Manuel Coma

Putin y la extrema derecha

Putin es un decepcionado del comunismo, al que sirvió hasta el final en su instrumento más represivo, el KGB, pero el sistema se vino abajo porque entre sus servidores había demasiados incrédulos que hacía mucho que habían perdido la fe y se convencieron de que con sólidos derechos de propiedad que les garantizasen lo adquirido, una vez se hubiesen adueñado de lo que nominalmente era de todos, vivirían mejor y más tranquilos. Pero la apostasía y sus pingües beneficios no lo convirtieron en un fervoroso de la democracia, por la que nunca ha sentido estima y sí considerable desprecio. De lo que nunca ha dudado es de ser ruso, que entre otras cosas, significa una fuerte herencia autocrática y firme fe en que el poder consiste en mandar, y quien manda, manda.

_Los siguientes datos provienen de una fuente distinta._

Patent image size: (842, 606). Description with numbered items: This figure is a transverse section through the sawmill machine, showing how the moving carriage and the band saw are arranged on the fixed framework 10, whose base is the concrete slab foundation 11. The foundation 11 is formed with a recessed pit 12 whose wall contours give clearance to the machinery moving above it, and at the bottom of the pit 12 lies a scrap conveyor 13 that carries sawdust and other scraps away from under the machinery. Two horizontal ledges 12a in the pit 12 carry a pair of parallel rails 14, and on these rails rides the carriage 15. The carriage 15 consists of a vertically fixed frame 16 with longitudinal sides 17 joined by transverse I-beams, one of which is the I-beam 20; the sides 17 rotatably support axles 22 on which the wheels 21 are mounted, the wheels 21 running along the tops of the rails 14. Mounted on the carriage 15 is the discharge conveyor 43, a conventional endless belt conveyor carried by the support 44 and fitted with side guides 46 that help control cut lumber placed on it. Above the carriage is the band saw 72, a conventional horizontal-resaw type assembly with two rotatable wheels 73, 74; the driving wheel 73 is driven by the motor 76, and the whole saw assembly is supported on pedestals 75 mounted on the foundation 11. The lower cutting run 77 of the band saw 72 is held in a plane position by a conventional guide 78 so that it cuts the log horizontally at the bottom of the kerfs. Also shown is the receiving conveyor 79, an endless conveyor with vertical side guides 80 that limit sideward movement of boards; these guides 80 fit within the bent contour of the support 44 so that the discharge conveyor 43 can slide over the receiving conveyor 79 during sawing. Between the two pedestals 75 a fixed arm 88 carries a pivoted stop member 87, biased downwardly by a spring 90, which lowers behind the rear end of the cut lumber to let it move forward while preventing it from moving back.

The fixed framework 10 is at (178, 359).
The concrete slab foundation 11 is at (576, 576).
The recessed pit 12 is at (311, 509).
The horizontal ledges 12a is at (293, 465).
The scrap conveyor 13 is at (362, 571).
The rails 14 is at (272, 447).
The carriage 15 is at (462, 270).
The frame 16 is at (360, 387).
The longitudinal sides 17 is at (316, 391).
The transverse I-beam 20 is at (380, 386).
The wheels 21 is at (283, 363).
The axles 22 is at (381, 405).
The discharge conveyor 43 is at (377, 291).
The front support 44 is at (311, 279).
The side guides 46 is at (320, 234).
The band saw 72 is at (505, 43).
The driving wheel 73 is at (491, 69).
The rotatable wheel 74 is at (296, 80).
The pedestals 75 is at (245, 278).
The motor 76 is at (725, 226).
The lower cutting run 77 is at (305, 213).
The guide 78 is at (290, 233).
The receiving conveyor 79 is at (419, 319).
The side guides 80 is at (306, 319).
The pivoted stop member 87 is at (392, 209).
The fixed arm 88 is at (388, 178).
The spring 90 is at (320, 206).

Significa también que sin duda es un patriota y defiende los intereses de su país –que sirven muy ricamente los suyos propios– y los defiende al modo tradicional, por la fuerza amenazada o efectiva, porque Rusia, con retrocesos parciales, no ha cesado de expandirse hacia todos los puntos cardinales desde sus orígenes moscovitas a mediados del siglo XIV, lo que no deja de crearles a los rusos un cierto problema identitario de confusión entre nacionalidad e imperio, pues han ido tragándose, en continua sucesión, a pueblo tras pueblo, hasta que los afganos se les atragantaron, contribuyendo a dar al traste con la última versión imperial que ahora Putin intenta reconstruir.

El nacionalismo lo vende bien a sus ciudadanos o súbditos, que lo han situado en índices de aprobación soñados por cualquier líder demócrata. Lo curioso es que también está teniendo un gran éxito entre la extrema derecha europea, que país a país cultiva formas exacerbadas de nacionalismo que pudiéramos pensar que engendrase solidaridad con Ucrania frente a la arrolladora irrupción de la potencia imperial. Pero no, se oponen a la secesión de los componentes de lo que fue «la cárcel de los pueblos», gustan de los métodos del forzudo campeón ruso, de la humillaciones que inflige a la Unión Europea y los Estados Unidos y gustan también de su proclamada ideología tradicionalista, basada en supuestos valores rusos, frente al decadentismo occidental, una de cuyas manifestaciones más cacareada y más rechinante es la agresividad oficial contra la homosexualidad, espléndidamente bautizada como homofobia.

Es dudoso que Putin crea en nada que no sea él mismo, el autoritarismo y el reforzamiento de su posición internacional, pero se ha puesto bajo el manto del patriarcado ortodoxo, ha adoptado como ideólogo a un Alexander Dugin, que tiene una página web en inglés, cuya consulta recomiendo. Si eso no es fascismo, ¿qué lo es? Pero Putin mantiene impertérrito su implacable campaña de acusaciones de fascismo contra Kiev –gobierno y partidarios–, mientras recibe el aplauso de Marine Le Pen, del partido húngaro Jobbik, del Amanecer Dorado griego, del holandés Geert Wilders y su gente, del partido británico Independencia y de otras muchas individualidades y colectivos, no sospechosos sino abiertamente derechistas extremos, cuando no abiertamente neonazis.